Reports of the decision made by some Swiss towns to ban asylum seekers from public spaces are depressingly familiar here in the UK. So too were the recent comments from Roman Staub, mayor of the town of Menzingen, who stated asylum seekers should be banned from “sensitive areas” such as the vicinity of a school. He said: “This is certainly a very difficult area, because here asylum-seekers could meet our schoolchildren - young girls or young boys.”
The not-so-subtle subtext here is easy to decipher. Asylum seekers have become, in effect, the bogeymen of folk tales.
Unfortunately, it is this image of the asylum seeker – as outsider, invader and criminal – that has been a staple feature of the tabloid representation of asylum over the past 15 years or so. For the right-wing tabloid press in Britain the greatest threat to the social fabric of Britain is the continual influx into the country of asylum seekers and illegal immigrants.
The same old story
Barely a week passes without reports of asylum seekers casually entering Britain. They are, we are told, seduced by the lure of state offered riches, superior housing and a life of luxury. The consistent point is that Britain is too full and cannot afford the cost of hosting so many asylum seekers applying for refugee status.

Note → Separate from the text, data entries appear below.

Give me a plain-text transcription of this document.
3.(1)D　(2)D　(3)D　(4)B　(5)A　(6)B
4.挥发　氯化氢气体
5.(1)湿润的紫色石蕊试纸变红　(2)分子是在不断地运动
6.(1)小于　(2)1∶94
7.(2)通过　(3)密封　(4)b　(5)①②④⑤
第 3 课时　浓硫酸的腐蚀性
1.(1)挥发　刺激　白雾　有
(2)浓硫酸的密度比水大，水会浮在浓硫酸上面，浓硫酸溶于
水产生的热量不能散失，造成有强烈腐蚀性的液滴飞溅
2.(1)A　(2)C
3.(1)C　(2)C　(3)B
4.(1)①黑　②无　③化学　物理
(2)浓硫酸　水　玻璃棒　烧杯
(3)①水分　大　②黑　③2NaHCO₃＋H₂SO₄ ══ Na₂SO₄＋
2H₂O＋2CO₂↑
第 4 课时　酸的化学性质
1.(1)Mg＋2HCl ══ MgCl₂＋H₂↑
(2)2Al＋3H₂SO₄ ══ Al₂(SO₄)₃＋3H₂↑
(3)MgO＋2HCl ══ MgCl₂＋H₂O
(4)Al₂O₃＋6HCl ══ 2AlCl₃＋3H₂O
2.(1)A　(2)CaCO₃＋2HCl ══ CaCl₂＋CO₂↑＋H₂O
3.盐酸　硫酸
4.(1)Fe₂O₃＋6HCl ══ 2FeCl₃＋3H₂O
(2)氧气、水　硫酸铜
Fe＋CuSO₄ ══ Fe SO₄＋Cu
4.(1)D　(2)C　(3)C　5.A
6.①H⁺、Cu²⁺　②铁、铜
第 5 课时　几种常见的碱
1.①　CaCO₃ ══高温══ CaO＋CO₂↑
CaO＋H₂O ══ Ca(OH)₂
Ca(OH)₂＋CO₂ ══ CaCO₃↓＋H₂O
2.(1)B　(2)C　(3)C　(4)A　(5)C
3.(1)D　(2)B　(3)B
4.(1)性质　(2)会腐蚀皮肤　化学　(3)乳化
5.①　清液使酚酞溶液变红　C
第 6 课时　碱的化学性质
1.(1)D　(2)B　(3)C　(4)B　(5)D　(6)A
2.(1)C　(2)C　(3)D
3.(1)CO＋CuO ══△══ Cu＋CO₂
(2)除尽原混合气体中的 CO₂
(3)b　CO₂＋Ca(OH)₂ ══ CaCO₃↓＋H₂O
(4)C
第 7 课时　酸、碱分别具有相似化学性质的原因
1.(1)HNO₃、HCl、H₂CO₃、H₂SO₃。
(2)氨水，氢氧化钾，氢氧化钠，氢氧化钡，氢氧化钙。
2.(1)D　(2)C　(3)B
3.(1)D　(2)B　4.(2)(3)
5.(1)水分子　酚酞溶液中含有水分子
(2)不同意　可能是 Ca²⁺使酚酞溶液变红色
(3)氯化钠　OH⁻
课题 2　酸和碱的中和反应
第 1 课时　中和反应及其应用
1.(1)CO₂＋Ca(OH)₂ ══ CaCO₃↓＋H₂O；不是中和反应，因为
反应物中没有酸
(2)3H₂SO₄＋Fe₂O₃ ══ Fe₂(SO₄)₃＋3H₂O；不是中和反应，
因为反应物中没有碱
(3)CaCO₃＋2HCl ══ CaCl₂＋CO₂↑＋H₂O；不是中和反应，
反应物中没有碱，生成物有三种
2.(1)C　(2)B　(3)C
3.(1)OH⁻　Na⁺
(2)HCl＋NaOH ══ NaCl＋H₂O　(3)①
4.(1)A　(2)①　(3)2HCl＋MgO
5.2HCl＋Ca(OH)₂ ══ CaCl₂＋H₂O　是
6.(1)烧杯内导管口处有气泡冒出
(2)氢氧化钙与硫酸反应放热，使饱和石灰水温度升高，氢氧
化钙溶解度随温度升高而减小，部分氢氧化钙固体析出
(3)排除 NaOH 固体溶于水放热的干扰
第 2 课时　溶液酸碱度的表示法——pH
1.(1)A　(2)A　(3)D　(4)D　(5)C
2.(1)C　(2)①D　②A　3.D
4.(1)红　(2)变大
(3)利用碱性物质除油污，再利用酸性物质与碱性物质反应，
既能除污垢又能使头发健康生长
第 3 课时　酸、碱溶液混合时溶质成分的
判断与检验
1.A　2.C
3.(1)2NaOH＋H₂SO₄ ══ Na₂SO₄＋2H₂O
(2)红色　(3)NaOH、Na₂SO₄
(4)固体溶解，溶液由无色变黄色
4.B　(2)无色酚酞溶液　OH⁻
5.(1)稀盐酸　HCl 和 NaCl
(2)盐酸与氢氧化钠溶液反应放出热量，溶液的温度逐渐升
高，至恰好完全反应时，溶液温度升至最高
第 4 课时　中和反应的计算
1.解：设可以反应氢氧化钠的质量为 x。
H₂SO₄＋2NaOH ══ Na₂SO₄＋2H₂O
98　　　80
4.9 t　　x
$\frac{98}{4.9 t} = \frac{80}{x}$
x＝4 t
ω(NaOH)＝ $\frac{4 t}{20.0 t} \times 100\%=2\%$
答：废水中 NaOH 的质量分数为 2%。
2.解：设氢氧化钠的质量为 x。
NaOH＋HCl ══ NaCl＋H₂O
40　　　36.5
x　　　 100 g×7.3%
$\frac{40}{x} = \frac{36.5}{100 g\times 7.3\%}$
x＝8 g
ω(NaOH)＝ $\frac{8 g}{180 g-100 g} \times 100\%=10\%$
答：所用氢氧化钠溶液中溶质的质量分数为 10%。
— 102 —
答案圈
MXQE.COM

A great deal of media attention focuses on numbers and cost to the taxpayer. Given the level of animosity, and the sheer amount of coverage, it is fair to say that (for sections of the British press) asylum seekers and refugees have become the latest in a long line of what Stanley Cohen defined as “folk devils”.
According to Cohen, certain minority groups become the subjects of moral panics. These are people who are perceived to exist apart from the core values of consensual society and are therefore a risk to the continued existence of accepted norms. The media, and in particular the press, have been instrumental in the demonisation of refugees, whipping up hysteria whilst calling for tighter immigration controls.
One of the stereotypes that clearly emerges is of unwanted and threatening outsiders in British communities. Though the relationship between public opinion and media coverage is a complex one, what is evident from various studies of coverage of asylum seekers and refugees is the fact that the population of Britain is presented, via its right-wing press and television news, with coverage that is one dimensional, repetitive and alarmist.
When Lord Justice Leveson submitted his report into the ethics and practices of the press in November 2012, he stated:
When assessed as a whole, the evidence of discriminatory, sensational or unbalanced reporting in relation to ethnic minorities, immigrants and/or asylum seekers, is concerning. The press can have significant influence over community relations and the way in which parts of society perceive other parts. While newspapers are entitled to express strong views on minority issues, immigration and asylum, it is important that stories on those issues are accurate, and are not calculated to exacerbate community divisions or increase resentment.
The situation in 2013 is little better. As I write, I take a trip to the Daily Mail website and find that in July the paper ran stories under these headlines:
Park Lane gipsies sent packing: Police swoop on camp in central London and offer Roma free flights home (but only if they fancy it)
Defunct UK Border Agency paid out £13m in a year for legal costs in immigration cases it lost
True toll of mass migration on UK life: Half of Britons suffer under strain placed on schools, police, NHS and housing.
And from the Daily Express:
- EU flooded with 1,000 asylum seeker applications EVERY day.
Fury at £32m bill to care for failed asylum seekers
This sort of reporting matters a great deal because, obvious though it may be, research tells us that the media is the most important and powerful force that helps shape public opinion about “controversial” issues such as immigration and asylum.
It’s no wonder, then, that there is a vast disparity between what the British public believes to be the state of the nation, and the actual reality reflected by sober statistics. Average estimates of the total immigrant population were found to be two to three times higher than reality.
The other side
I don’t think anyone could deny that there are problems with the UK government’s policies toward immigration and asylum. What we need to do debate these issues calmly and rationally without resorting to hysteria and scare mongering.
What if the Mail, Express and the Sun told us that almost all asylum seekers are not allowed to work and are therefore forced rely on state support which can be as little as £5 a day? What if they told us, on their front pages, that crime levels in neighbourhoods that have experienced mass immigration from eastern Europe over the past 10 years has fallen significantly?
And what if they actually appealed to our basic humanity? What if they concentrated on the underlying reasons for asylum seeking – the suffering and misery endured by people forced to flee their home countries? Well, that certainly would be news. News beyond the continual repetition of a few insidious, odious themes.